Mas o século 19 viu uma mudança do cálculo para o entendimento conceitual. Os matemáticos começaram a inventar (ou descobrir) abstrações – acima de tudo, conjuntos infinitos, primeiramente relatados na década de 1870 pelo matemático alemão Georg Cantor. “As pessoas estavam tentando procurar maneiras de ir mais longe”, conta Avigad. A teoria dos conjuntos de Cantor provou ser um poderoso novo sistema matemático. Mas tais métodos abstratos eram controversos. “As pessoas estavam dizendo, ‘se você está dando argumentos que não me diz como calcular, isso não é matemática’”.

E, problematicamente, o pressuposto de que existem conjuntos infinitos levou Cantor diretamente para algumas descobertas não intuitivas. Ele descobriu que conjuntos infinitos vêm em uma cascata infinita de tamanhos – uma torre de infinitos sem conexão com a realidade física. Além do mais, a teoria dos conjuntos produziu provas de teoremas que eram difíceis de engolir, como o paradoxo Banach-Tarski, de 1924, que diz que se você quebrar uma esfera em pedaços, cada um deles composto por uma dispersão infinitamente densa de pontos, você pode colocar as peças em conjunto de uma maneira diferente para criar duas esferas do mesmo tamanho que a esfera original. Hilbert e seus contemporâneos estavam preocupados: era a matemática infinita consistente? Seria verdade?

Crise existencial em números

Em meio a temores de que a teoria dos conjuntos continha uma contradição real – uma prova de 0 = 1, o que invalidaria toda a construção – a matemática enfrentou uma crise existencial. A questão, como Simpson enquadra, foi: “Até que ponto a matemática realmente está falando sobre alguma coisa real? Ela está falando de um mundo abstrato que está longe do mundo real à nossa volta? Ou será que a matemática, em última análise, tem suas raízes na realidade?”.

Mesmo que questionassem o valor e a consistência da lógica infinita, Hilbert e seus contemporâneos não queriam desistir de tais abstrações – ferramentas poderosas de raciocínio matemático que em 1928 permitiriam ao filósofo e matemático britânico Frank Ramsey cortar e colorir conjuntos infinitos à vontade. “Ninguém vai nos expulsar do paraíso que Cantor criou para nós”, disse Hilbert em uma palestra em 1925. Ele esperava ficar no paraíso de Cantor e obter a prova de que ele estava em solo lógico estável.

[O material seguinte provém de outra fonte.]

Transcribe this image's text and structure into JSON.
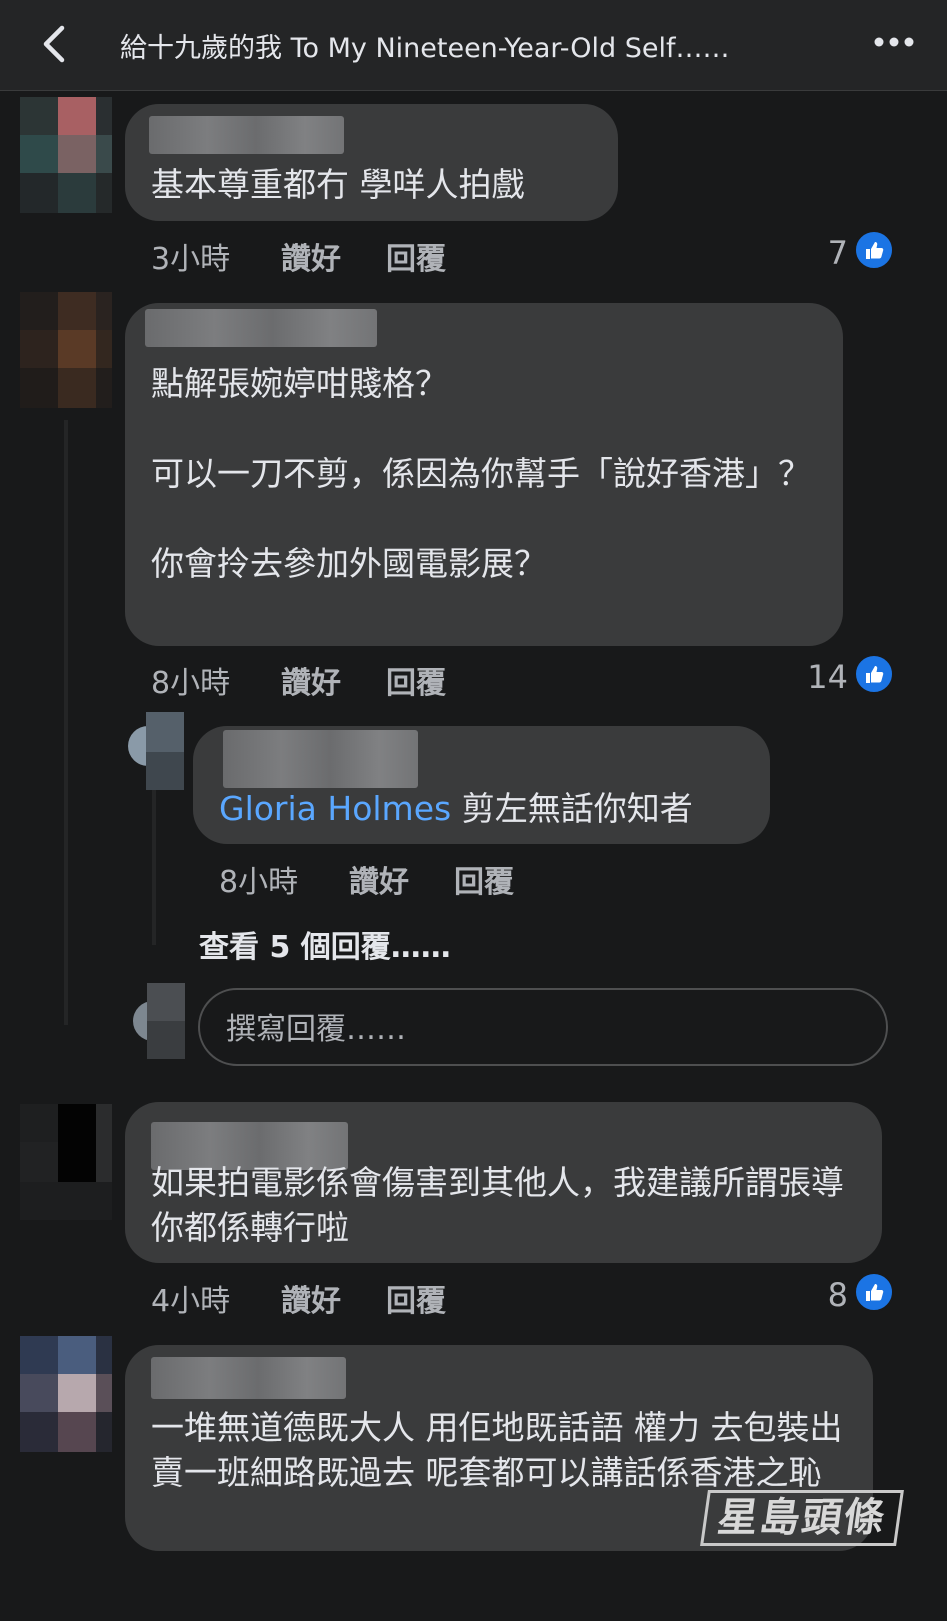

Hilbert encarregou matemáticos a provar que a teoria dos conjuntos e toda a matemática infinita era finitamente redutível e, portanto, digna de confiança. “Devemos saber; vamos saber!”, disse ele em um discurso 1930 em Königsberg, hoje Kaliningrado, na Rússia – palavras posteriormente gravadas em seu túmulo.

No entanto, o matemático austríaco-americano Kurt Gödel mostrou em 1931 que, na verdade, nós não vamos. Em um resultado chocante, Gödel provou que nenhum sistema de axiomas lógicos (ou suposições iniciais) jamais poderá provar sua própria consistência; para provar que um sistema de lógica é consistente, você sempre precisa de outro axioma fora do sistema. Isso significa que não existe um conjunto final de axiomas – nenhuma teoria de tudo – na matemática. Ao olhar para um conjunto de axiomas que produzem todas as verdadeiras afirmações matemáticas e nunca se contradizem, você sempre precisa de um outro axioma. O teorema de Gödel significava que o programa de Hilbert estava condenado: os axiomas da matemática finita não podem sequer provar sua própria consistência, e muito menos a consistência da teoria dos conjuntos e a matemática do infinito.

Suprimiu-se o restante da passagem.